That's a lot of fireworks. Global Volcanism Program/Smithsonian/USGS
Certain volcanoes form above mantle plumes, upwellings of superheated material emerging from the boundary between the mantle and the liquid core. These so-called “hotspots” can appear anywhere on the planet and produce a range of long-lived volcanoes, from those that emit a ludicrous volume of lava (Hekla, Iceland), sometimes without stopping for decades (Kilauea, Hawaii), to supervolcanic cauldrons (Yellowstone, Wyoming).
As destructive as volcanic eruptions might sound, don’t forget that they are the creators of new crust, of new land to stand on. Just recently, a brand new island appeared off the coast of Japan. They are mainly seen as a hazard, but that’s only because we are literally standing in their way. They were erupting long before we arrived around 200,000 years ago.

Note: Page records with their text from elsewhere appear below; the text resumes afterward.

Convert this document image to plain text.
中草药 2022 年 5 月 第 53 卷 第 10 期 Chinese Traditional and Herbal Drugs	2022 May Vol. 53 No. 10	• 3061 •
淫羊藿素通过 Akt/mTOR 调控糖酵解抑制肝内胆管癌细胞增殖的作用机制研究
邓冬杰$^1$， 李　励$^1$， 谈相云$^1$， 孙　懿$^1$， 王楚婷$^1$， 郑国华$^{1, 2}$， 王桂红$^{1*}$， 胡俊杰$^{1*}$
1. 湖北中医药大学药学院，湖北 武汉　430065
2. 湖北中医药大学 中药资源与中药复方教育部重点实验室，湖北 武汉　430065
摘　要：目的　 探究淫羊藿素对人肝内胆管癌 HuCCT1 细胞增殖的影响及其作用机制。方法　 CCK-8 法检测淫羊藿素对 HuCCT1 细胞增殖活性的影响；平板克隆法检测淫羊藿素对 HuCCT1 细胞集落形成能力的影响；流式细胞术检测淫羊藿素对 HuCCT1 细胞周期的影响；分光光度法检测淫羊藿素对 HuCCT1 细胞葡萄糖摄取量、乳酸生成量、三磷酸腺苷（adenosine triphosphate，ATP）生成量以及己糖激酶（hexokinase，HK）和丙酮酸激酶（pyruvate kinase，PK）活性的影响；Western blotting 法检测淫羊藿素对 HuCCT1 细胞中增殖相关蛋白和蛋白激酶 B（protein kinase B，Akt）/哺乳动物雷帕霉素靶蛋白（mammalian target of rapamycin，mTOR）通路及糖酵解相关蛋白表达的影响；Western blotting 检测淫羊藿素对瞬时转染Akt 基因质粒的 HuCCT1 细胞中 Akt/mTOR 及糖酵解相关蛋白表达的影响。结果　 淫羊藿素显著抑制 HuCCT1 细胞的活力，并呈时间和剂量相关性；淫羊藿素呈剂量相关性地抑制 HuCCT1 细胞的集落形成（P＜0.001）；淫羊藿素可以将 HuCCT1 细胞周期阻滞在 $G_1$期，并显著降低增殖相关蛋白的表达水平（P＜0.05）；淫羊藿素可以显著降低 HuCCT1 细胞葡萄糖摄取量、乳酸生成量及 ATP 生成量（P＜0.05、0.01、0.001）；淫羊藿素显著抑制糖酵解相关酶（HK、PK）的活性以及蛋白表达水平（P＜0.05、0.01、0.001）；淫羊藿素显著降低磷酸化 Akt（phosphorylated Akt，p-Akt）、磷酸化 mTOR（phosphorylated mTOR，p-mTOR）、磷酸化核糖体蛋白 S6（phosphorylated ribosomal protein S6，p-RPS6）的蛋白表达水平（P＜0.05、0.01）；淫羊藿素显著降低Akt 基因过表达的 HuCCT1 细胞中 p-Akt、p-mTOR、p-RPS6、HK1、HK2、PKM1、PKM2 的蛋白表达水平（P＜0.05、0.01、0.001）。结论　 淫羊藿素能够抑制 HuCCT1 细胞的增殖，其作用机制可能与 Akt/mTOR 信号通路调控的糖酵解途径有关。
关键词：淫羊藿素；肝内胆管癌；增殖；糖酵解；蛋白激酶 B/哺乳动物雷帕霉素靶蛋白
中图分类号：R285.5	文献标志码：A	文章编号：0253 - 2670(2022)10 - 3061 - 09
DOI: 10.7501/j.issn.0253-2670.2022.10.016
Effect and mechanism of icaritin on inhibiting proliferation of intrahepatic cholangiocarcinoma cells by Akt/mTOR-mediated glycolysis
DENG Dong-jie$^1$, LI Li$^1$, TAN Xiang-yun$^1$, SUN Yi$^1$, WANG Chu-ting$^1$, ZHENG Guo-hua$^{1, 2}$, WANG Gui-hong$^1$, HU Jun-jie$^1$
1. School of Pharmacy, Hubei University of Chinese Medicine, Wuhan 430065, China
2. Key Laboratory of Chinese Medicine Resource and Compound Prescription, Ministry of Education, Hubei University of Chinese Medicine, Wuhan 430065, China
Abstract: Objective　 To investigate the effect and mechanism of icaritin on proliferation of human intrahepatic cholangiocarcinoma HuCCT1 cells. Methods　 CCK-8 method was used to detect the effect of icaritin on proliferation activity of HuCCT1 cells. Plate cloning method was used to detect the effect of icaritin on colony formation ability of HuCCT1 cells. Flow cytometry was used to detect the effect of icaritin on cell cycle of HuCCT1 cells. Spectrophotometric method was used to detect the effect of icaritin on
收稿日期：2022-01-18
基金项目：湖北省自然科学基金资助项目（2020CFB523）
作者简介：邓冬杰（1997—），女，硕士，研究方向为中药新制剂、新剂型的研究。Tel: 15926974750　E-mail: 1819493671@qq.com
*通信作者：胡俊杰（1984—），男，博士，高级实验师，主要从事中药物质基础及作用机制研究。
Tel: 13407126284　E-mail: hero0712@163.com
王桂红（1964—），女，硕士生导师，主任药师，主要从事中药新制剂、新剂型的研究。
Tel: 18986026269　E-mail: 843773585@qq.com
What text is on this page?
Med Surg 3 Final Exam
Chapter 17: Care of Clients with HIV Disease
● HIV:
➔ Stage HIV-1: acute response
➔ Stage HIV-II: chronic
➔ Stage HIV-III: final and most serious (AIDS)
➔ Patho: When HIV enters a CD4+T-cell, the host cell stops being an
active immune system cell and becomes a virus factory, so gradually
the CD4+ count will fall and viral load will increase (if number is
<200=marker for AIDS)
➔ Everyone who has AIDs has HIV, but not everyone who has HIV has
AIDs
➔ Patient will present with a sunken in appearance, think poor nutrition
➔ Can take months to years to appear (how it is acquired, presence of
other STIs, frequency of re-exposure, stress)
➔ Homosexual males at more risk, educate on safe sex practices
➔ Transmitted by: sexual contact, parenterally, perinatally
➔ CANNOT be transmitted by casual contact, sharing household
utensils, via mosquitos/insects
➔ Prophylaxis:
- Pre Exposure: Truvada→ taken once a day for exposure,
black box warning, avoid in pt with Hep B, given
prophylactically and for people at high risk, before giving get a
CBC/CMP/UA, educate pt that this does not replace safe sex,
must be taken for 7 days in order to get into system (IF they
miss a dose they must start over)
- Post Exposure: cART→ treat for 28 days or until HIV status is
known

Earthquakes are perhaps even more perplexing than volcanic eruptions. They occur along any plate boundary that builds up stress, including those that feature two sliding past each other in opposite directions (San Andreas Fault) or over each other in subduction zones (Japan Trench).
Weirdly, there are also intraplate earthquakes, those that happen between plate boundaries in the middle of continents (see the New Madrid Seismic Zone). Minor faults, ancient tectonic boundaries called “mantle scars”, and pushing and pulling of the entire landmass around them can trigger tremors in these unusual regions – but their mechanisms are largely mysterious. In other fault-less areas, human activity – particularly fracking – can cause fairly powerful earthquakes.
As cool as the E3 animation is by itself, researchers hope to use it to identify patterns in eruptions and earthquakes that, if they exist, haven’t been spotted yet. Do certain types of events take place at set frequencies, or along with other coinciding natural disasters?
Keep your eyes peeled, citizen scientists.